?Saving the Mara River is saving the Serengeti itself.
The river is a slender thread that holds the entire ecosystem together. Without it, the migration will collapse. And it would be a matter of weeks or months, not years!
Photos: Wildebeest approach the river for a crossing.
Enyapuiyapui Swamp in the Kenya highlands, source of the Mara River.
The Mara River is supplied by water from the Mau Forest in the highlands of central Kenya. But the forest is steadily being eroded through deforestation, agriculture, and dams.

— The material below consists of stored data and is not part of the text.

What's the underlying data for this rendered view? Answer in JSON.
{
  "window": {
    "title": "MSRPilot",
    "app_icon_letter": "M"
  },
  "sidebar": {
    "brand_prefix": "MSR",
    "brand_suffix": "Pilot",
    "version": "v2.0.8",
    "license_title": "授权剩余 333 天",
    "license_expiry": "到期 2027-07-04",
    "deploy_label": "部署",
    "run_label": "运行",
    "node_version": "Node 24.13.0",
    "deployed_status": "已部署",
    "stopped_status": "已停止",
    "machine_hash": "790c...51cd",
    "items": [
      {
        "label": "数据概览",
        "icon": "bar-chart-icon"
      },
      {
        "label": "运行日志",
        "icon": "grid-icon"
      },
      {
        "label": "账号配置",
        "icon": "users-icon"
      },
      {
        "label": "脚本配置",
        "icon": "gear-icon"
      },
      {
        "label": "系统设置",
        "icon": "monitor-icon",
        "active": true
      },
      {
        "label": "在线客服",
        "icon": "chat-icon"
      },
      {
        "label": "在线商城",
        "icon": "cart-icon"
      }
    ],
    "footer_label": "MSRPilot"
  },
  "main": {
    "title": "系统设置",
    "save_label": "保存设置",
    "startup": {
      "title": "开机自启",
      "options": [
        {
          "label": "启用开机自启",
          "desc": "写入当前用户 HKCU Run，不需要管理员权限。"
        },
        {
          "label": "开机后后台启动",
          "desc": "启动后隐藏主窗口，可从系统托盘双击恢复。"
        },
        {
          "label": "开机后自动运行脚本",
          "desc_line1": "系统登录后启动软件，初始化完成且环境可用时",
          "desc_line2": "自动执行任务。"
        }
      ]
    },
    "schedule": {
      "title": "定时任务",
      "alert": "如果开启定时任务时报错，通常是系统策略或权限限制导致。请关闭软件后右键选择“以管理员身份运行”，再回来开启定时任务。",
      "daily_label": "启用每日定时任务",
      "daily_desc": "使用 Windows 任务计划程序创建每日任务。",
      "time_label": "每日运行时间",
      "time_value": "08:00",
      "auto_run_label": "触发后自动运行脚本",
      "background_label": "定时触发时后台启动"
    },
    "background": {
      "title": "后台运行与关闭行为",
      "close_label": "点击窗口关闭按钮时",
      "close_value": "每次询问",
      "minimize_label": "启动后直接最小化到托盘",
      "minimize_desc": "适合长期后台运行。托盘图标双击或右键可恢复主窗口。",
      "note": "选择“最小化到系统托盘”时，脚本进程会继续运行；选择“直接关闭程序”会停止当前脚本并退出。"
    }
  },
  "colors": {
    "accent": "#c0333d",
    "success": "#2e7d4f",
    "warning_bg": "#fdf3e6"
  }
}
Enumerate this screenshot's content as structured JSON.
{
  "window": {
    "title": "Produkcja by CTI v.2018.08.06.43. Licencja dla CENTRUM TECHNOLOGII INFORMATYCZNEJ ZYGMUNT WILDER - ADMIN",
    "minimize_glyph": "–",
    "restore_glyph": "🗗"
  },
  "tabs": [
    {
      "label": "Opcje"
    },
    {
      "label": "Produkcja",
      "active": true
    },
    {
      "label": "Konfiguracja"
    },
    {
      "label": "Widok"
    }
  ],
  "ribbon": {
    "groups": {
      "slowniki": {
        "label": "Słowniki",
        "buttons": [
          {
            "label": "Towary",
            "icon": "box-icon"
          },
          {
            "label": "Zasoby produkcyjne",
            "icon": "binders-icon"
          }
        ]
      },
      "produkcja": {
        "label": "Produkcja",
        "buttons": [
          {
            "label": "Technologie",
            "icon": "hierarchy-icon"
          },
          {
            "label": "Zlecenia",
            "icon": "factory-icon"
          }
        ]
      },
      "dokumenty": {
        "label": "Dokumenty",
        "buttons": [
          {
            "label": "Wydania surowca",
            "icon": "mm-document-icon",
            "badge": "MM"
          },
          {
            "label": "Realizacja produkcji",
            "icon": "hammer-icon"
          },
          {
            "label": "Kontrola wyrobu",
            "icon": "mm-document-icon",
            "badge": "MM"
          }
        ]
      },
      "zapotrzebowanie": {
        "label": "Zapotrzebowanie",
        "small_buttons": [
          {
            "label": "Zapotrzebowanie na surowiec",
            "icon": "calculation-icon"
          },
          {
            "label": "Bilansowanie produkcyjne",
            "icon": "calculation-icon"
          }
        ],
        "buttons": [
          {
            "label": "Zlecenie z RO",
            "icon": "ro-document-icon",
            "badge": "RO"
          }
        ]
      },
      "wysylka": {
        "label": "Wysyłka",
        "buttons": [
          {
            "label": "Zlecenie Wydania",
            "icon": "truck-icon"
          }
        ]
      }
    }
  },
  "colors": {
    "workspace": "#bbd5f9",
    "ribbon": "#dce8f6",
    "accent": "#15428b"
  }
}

This has already reduced the flow of the river as it makes its way to the Masai Mara Reserve.
Then last year experts sounded another alarm, a series of dams downstream from the Mau Forest they say would dry up the Mara River during a draught and "kill the Serengeti."
We can see what’s happening right now in Cape Town, South Africa, which may well be the first major city in the world to run out of water. The reasons – severe draught, population increase, and a change in overall weather patterns due to climate change. These same factors are operating on the Mara River Basin. Kenya’s population growth is high. The current population of about 50 million is expected to 95 million by 2050 and 140 million by the end of the century.
For more on the Mara River Basin, see this article by No Water No Life. Learn more on proposed dams here.
What we’re doing
Last year we alerted the East African Wildlife Society (EAWLS) in Kenya and No Water No Life in the US, and we’re partnering with them to monitor developments and do advocacy work in Kenya. This month (February 2018) EAWLS is convening a meeting of experts and stakeholders in Nairobi. The solution to the problem lies in cooperation between Kenya and Tanzania, which share this ecosystem. As with the Serengeti highway, it ultimately falls under the protocols and legal apparatus of the East African Community.
In the meantime we will monitor this closely and work with our partners to find a lasting solution. The big question is: Given a finite water supply, huge population growth, and climate change, can there actually be a long-term, win-win solution that gives water to people but keeps the Mara River running for wildlife? What might that be? And who decides?